差し出された箸を払い、逃げようとしたけれど鎖に足がもつれ転びそうになる。
次にくるであろう痛みに目をギュッと瞑った。
「おっと、危ないなぁ」
「蓮音、ナイスキャッチ」
想像していた痛みが来ることはなかった。
どうやら、床に顔面をぶつけてしまう前に身体を支えてくれたらしい。
お腹に回された腕にハッとして顔を上げると。
「っ!」
「ハルちゃん、ここから逃げられると思ったら大間違いだよ」
ニコニコしていた人だと信じられないくらいの冷たい目線を向けられヒュッと息を飲む。
怖い……。ただそのことしか思えなかった。
「ずっとここでハルちゃんは暮らすんだよ。分かったぁ?」
「な、何を……」
「ハルちゃんが嫌がろうが、抵抗しようが、無駄だからね」
その言葉通り、私はここに閉じ込められてしまった。
* * *
はぁ、と深いため息をつきベッドの上でじっとしているのも嫌なので動ける範囲で歩き出す。
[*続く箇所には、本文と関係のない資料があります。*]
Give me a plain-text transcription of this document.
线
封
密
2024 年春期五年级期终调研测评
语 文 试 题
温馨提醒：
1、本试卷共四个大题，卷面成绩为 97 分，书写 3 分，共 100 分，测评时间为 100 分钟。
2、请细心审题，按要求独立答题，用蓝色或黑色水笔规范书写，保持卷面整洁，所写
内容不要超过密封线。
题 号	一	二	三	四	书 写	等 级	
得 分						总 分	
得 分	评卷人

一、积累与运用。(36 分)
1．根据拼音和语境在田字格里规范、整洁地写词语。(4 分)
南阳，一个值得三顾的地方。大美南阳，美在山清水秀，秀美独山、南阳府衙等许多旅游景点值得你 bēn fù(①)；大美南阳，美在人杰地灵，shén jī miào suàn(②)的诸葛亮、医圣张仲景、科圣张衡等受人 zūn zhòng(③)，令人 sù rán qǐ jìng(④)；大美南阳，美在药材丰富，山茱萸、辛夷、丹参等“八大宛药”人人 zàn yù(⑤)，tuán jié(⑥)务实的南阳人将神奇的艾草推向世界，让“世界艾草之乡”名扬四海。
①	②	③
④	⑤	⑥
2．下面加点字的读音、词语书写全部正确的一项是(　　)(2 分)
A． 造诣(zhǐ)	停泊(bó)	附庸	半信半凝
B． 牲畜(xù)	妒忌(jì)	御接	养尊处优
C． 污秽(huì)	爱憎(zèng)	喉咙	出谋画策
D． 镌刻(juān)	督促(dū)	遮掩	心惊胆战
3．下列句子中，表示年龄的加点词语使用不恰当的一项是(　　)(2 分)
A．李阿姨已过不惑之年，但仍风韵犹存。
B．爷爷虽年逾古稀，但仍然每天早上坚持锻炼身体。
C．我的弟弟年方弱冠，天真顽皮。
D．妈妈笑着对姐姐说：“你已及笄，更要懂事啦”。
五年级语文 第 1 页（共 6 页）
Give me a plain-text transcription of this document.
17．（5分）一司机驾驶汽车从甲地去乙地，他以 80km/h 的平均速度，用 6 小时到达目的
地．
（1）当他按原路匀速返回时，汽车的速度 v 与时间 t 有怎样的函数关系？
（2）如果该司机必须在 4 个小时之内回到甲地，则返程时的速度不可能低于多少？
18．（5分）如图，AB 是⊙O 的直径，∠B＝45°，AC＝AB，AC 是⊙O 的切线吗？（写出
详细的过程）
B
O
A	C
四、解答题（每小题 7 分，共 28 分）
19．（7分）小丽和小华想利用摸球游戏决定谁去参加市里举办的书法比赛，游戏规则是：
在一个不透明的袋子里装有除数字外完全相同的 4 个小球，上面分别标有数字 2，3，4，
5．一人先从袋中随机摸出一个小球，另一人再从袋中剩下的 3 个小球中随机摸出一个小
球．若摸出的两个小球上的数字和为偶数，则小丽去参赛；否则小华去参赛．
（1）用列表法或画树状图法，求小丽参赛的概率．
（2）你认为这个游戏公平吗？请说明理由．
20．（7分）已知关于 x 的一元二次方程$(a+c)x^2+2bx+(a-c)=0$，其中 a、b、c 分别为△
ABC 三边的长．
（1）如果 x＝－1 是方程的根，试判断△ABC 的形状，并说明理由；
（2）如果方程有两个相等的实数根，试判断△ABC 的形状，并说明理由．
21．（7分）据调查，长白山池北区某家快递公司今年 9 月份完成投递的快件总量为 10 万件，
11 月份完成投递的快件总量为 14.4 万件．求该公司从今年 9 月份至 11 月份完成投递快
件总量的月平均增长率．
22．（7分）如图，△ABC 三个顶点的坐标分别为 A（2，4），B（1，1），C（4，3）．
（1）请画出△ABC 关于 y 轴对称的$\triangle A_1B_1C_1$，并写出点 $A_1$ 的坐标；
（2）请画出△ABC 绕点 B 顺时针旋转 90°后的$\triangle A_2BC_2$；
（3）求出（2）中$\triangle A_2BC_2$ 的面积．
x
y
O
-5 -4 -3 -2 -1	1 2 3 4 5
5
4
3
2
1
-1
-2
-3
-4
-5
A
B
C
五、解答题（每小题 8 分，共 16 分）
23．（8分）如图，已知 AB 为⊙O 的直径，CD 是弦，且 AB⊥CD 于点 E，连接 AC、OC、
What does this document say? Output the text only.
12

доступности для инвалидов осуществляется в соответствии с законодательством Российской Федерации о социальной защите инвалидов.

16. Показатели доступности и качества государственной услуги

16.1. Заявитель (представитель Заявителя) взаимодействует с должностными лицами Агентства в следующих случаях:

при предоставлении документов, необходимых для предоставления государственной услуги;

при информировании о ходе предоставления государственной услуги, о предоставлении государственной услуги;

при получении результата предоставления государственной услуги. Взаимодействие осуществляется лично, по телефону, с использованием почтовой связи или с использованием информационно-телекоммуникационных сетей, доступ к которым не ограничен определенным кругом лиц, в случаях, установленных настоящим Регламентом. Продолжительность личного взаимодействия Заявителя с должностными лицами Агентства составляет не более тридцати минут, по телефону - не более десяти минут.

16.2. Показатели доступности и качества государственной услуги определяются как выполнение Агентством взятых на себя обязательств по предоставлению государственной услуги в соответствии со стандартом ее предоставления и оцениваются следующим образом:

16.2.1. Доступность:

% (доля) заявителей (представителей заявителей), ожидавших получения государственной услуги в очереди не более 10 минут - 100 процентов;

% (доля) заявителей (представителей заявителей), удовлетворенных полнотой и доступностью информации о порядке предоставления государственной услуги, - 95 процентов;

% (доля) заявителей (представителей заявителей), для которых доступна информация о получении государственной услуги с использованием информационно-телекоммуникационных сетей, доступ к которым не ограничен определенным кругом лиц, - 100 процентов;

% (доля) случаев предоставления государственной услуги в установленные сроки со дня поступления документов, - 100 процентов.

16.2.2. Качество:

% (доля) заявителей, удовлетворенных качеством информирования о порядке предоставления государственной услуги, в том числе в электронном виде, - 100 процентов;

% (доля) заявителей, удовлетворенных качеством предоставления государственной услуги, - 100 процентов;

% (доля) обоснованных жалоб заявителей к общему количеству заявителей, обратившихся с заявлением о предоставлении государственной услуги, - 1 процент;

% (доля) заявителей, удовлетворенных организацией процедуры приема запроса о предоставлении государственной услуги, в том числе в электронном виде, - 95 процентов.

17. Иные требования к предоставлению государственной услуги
あの二人は日中は仕事に行っているため、この時間帯だけがつかの間の休息だ。
精神的には参っているけれど……。
それにしても毎日、毎日外に出られない生活は退屈だ。
何もすることがないまま過ごすことなんて、信じられない。
「そういえば……」
動ける範囲で見つけた大きい本棚。